International Economic Law – What the China Trade Warriors Get Wrong (WSJ, 26 October 2016)

After three intense presidential debates, order  Hillary Clinton and Donald Trumpmanaged to agree on at least one thing: The Trans-Pacific Partnership is bad for America, in part because many trade deals have supposedly caused trade deficits. Unfortunately, they’re both wrong. The country would be better served by candidates who speak frankly about the complexity of international commerce—rather than offer murky platitudes about supposedly harmful trade agreements. The U.S. had a $334.1 billion trade deficit with China in 2015, including services, according to the Commerce Department’s Bureau of Economic Analysis. It also had a $77.3 billion deficit with Germany and $55.4 billion with Japan. What do all these countries have in common? None have trade agreements with the U.S. Mr. Trump can’t “renegotiate” trade deals that were never negotiated. The U.S. also maintains trade surpluses with many countries. It ran a $31.7 billion trade surplus with Hong Kong last year, $12 billion with the United Kingdom and $17.5 billion with Singapore. Although a few trade surplus partners have free-trade agreements with the U.S., it would be incongruous to attribute both surpluses and deficits to such accords. This bipartisan hullabaloo about some alleged link between trade deals and trade deficits is simply false—politically convenient fiction.

International Economic Law – Vietnam's reluctance to ratify the TPP is bad news for Washington (Nikkei Asia, 27 October 2016)

Vietnam's decision to hold off ratifying the Trans-Pacific Partnership is a further blow to the beleaguered trade pact and a setback for American economic ambitions in Asia. The 12-nation TPP is aimed at liberalizing trade and investment in the Asia-Pacific region, and Vietnam has been hoping that its participation in the deal will lead to an increase in exports. But even in the U.S., which led negotiations for the pact, approval of the TPP is nowhere in sight. This apparently convinced Vietnam to proceed slowly as well. An official in the secretariat of the Vietnamese parliament told reporters on Oct. 18 that approval of the TPP is not on the agenda for the current legislative session, which runs through late November, making it certain that the country will not ratify the pact this year.

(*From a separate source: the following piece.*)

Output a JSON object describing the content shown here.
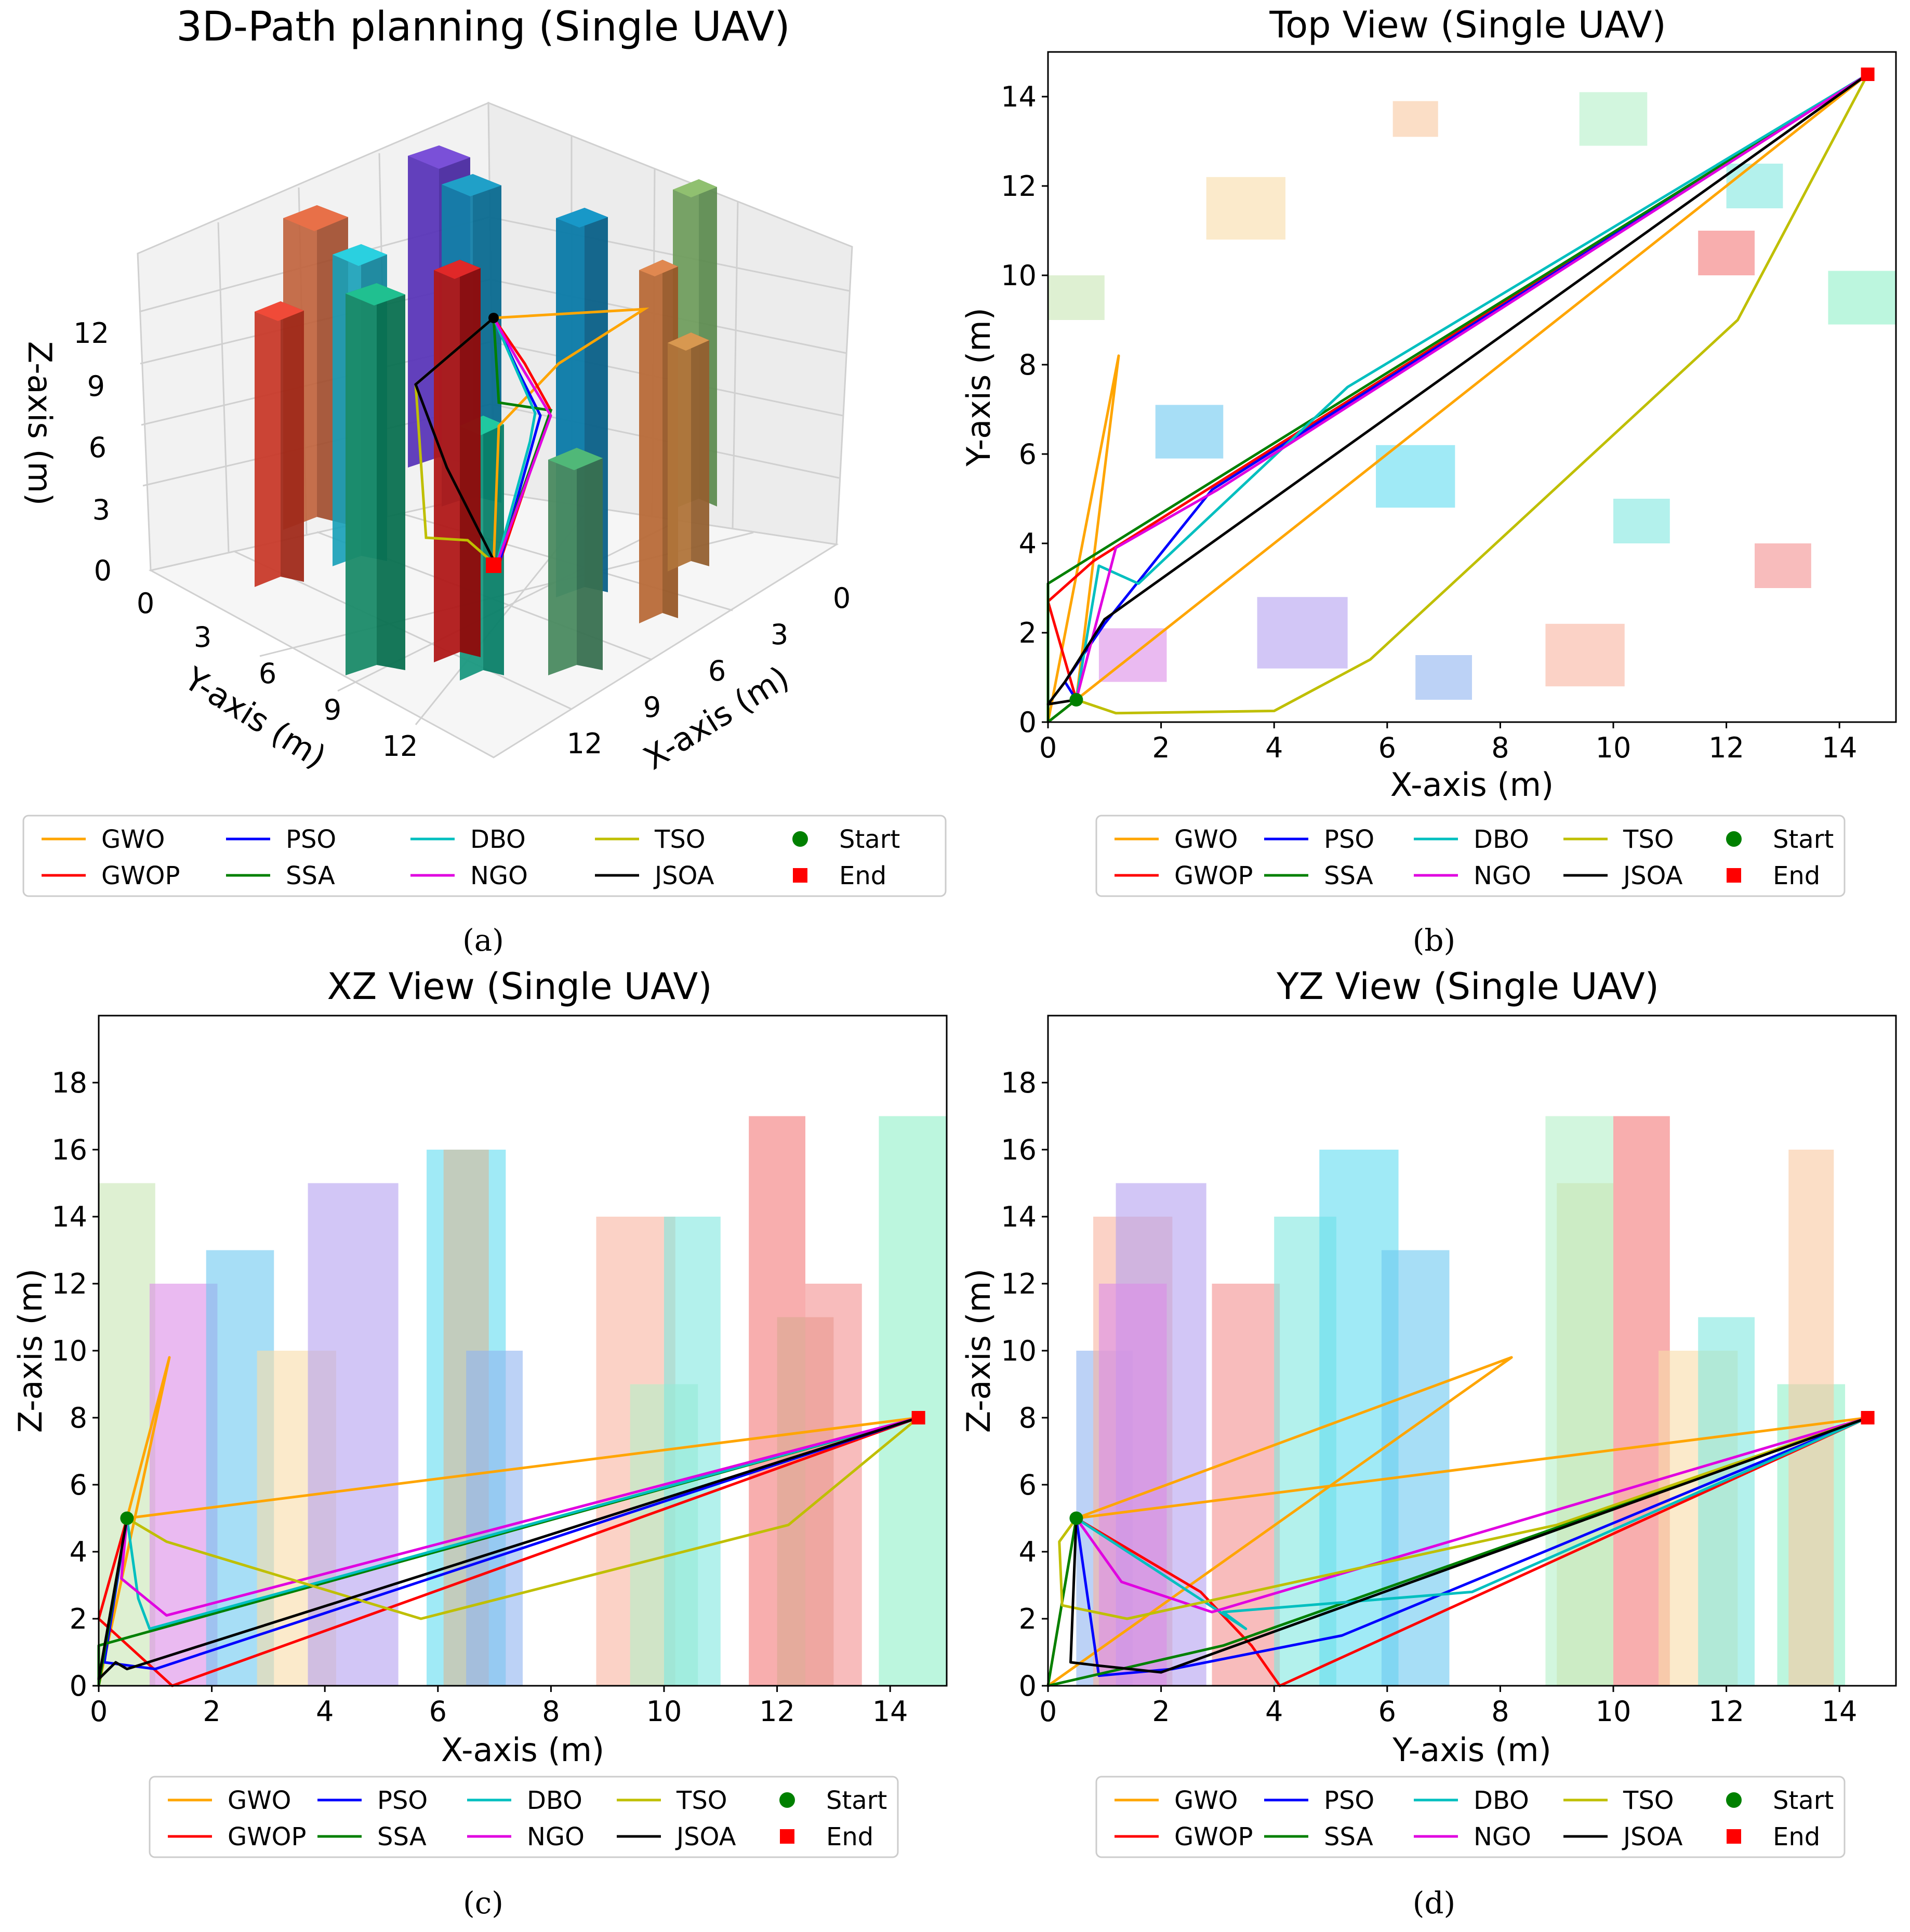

Nguyen Thi Kim Ngan, chairwoman of the parliament, said in September that Vietnam's ratification would depend on factors such as moves by other negotiating members of the TPP and the outcome of the Nov. 8 presidential election in the U.S.

At the same time, the Philippines, which was considering joining the TPP after Vietnam, has apparently changed its stance in recent weeks, moving away from Washington and closer to Beijing. With ratification of the TPP looking more likely to stall in a number of countries, the influence of the U.S. in Asia appears to be rapidly weakening.